RC (DLC); FC (DLC: Jefferson Papers). Unsigned.
1. William Rawle was U.S. attorney for the district of Pennsylvania, 1791–1800, succeeding William Lewis (Pa. Mag. Hist. and Biog., 25 : 220; Senate Exec. Proceedings description begins Journal of the Executive Proceedings of the Senate of the United States of America (3 vols.; Washington, 1828). description ends , 1:86, 88).
2. Cuddy: a small room or closet.
3. According to the notes on his conversation with Washington that Jefferson enclosed in his second letter to JM of 11 Aug., the potential successors as secretary of state then being considered were Thomas Johnson, Edward Rutledge, Robert R. Livingston, and James McClurg.

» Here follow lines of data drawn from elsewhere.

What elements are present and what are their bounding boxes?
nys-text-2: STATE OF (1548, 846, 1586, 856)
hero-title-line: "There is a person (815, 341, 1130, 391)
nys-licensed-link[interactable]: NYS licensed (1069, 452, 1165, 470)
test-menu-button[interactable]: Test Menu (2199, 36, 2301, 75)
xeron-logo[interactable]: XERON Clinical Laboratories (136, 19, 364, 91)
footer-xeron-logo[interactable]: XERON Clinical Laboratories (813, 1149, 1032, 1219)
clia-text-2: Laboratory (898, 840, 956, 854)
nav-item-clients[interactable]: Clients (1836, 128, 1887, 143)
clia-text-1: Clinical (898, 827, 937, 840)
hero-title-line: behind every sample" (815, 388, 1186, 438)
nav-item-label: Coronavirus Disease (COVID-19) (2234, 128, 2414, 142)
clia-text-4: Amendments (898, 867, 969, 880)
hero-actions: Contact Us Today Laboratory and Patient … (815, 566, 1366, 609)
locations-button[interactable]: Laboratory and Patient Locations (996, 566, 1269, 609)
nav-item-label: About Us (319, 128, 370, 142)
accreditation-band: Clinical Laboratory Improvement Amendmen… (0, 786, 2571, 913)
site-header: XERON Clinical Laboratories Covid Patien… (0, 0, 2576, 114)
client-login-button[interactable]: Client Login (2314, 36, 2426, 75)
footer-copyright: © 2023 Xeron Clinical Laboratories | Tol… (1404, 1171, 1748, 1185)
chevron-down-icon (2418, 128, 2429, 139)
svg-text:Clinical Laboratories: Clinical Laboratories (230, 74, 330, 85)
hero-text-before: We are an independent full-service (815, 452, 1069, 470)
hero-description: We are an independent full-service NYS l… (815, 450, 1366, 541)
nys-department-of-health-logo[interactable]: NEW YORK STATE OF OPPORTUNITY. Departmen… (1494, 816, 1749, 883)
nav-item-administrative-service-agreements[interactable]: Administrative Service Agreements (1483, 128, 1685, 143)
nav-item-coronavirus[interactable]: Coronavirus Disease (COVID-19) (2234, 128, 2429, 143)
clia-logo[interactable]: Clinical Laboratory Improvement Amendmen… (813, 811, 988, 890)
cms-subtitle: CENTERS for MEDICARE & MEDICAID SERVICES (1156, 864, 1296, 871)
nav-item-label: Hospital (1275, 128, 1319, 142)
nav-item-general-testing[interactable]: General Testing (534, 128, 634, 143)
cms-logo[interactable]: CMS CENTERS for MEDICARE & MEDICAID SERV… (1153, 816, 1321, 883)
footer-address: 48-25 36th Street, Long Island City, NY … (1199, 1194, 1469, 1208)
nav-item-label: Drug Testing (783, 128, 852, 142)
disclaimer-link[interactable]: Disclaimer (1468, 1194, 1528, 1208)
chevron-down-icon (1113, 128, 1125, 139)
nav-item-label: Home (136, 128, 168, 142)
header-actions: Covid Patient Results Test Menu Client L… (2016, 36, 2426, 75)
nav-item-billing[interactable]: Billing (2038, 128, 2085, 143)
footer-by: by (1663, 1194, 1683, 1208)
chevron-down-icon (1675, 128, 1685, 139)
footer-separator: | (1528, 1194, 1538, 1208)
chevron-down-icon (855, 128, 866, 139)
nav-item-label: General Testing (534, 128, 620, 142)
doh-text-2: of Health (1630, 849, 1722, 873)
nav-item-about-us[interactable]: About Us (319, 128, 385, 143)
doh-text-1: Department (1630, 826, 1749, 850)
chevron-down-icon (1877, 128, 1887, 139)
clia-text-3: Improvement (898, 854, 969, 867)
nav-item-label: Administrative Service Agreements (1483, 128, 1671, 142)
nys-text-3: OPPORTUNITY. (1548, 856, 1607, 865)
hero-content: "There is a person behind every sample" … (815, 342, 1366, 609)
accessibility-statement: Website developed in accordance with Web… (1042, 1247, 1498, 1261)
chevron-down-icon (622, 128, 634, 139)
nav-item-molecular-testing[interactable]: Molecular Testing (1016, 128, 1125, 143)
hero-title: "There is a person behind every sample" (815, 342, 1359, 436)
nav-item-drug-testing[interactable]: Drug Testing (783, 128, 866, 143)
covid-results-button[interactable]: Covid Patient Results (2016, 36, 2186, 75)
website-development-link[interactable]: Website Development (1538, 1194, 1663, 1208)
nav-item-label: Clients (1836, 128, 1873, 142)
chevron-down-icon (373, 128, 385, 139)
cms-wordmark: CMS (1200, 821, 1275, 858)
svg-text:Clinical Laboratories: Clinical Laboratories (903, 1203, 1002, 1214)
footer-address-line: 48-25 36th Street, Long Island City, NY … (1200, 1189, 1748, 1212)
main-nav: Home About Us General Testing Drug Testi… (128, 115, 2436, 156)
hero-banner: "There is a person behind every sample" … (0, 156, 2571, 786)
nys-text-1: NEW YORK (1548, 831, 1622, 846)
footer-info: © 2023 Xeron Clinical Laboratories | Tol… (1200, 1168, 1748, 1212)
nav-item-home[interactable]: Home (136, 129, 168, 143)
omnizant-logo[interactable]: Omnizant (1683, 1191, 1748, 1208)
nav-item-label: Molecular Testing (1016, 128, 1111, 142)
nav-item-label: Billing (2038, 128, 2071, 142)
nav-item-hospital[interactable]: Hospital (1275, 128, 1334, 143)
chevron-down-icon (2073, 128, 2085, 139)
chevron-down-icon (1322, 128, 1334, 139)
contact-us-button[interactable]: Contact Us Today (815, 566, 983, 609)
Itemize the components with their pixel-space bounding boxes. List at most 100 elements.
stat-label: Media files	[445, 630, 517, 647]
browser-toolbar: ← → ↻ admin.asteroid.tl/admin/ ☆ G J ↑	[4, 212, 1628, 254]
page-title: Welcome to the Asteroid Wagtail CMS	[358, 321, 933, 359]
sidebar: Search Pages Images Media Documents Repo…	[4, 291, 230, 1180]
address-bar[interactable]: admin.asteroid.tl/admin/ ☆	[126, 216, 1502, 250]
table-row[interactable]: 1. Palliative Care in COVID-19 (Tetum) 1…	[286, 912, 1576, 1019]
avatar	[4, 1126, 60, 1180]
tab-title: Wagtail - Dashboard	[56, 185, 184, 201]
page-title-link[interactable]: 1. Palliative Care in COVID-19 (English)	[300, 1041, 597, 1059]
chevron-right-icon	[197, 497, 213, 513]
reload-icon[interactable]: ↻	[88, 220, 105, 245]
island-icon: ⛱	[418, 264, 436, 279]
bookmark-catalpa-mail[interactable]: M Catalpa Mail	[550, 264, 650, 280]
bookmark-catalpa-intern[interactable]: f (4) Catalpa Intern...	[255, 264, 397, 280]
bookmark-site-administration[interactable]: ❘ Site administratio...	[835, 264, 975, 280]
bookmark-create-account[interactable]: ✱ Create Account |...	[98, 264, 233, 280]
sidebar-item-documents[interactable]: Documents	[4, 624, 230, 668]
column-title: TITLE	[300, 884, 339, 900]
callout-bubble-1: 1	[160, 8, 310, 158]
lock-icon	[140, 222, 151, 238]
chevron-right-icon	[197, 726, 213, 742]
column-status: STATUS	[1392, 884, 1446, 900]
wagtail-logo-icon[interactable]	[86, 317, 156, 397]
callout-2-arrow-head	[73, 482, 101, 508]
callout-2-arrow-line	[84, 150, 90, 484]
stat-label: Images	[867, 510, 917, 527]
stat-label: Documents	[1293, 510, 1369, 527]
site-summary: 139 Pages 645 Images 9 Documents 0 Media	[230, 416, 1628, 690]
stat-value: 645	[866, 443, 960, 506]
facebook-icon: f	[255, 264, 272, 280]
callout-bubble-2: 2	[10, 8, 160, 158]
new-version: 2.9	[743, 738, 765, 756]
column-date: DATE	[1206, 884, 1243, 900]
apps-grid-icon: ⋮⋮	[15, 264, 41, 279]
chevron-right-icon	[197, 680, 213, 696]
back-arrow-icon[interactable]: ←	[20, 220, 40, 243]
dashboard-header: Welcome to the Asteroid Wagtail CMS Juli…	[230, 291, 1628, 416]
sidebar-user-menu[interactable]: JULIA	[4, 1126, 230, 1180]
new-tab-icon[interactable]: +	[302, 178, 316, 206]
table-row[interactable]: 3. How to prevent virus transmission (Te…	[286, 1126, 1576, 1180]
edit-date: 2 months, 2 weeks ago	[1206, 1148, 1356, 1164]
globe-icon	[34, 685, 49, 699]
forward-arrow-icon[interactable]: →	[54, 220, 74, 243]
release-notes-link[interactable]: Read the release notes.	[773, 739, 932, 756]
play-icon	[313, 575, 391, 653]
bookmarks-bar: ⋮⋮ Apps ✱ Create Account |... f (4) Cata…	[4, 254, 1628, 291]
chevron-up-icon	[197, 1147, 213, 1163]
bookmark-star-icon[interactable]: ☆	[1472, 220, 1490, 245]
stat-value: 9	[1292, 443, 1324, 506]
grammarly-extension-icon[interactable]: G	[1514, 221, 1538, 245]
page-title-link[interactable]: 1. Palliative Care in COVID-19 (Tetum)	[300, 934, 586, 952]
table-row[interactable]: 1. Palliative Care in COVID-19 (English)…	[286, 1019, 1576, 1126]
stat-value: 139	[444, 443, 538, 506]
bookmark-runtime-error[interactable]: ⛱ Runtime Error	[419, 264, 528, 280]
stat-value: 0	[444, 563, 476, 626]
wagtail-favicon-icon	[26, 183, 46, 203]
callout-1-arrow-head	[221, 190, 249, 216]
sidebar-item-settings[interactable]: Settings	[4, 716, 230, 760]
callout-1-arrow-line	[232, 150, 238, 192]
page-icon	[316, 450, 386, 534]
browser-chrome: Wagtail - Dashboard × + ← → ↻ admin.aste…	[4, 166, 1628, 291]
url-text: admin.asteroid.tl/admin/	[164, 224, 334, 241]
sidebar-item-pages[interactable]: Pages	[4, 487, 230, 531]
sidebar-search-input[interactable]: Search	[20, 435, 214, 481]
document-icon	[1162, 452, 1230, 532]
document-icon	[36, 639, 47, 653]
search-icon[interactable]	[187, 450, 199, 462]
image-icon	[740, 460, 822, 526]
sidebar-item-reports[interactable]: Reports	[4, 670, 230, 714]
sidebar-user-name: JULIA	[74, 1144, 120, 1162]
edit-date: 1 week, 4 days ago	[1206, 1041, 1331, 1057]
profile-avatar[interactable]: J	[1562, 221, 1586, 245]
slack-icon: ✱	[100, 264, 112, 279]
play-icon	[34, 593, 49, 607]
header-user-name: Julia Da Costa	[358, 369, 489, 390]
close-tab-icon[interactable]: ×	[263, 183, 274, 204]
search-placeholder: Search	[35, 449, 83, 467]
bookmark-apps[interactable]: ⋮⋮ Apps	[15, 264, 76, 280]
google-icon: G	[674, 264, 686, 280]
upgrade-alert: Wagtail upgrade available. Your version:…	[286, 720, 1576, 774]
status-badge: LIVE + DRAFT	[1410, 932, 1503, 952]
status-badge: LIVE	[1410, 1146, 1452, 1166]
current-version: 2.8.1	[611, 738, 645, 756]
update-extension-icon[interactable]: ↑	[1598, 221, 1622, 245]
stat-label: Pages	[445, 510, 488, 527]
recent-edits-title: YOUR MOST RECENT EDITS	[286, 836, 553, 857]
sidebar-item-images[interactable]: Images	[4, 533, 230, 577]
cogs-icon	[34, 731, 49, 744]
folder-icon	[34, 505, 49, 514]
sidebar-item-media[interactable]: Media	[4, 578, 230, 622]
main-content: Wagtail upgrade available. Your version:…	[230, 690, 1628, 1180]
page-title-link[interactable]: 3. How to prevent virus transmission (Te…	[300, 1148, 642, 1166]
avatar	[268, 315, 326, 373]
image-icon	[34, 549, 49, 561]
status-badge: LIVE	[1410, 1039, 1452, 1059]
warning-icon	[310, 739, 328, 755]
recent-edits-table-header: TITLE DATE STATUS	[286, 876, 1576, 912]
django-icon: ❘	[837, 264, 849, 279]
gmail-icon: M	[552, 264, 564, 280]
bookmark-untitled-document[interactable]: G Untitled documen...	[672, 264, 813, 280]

4. The Philadelphia Federal Gazette published the 5 Sept. letter of Gov. William Moultrie of South Carolina—asking Genet for his response to reports that he had threatened to appeal to the people concerning the president’s neutrality policy—and Genet’s reply of 15 Oct., which denied the reports and asserted that Washington was “accessible to men whose schemes could only darken his glory.” A week later the same newspaper printed Genet’s letter to Jefferson of 27 Oct., which denied the validity of Washington’s revocation of Antoine Charbonnet Duplaine’s exequatur as French vice-consul for New Hampshire, Massachusetts, and Rhode Island (Philadelphia Federal Gazette, 24 Oct. and 1 Nov. 1793).
5. Genet married Cornelia Tappen Clinton, daughter of Gov. George Clinton of New York, on 6 Nov. 1794.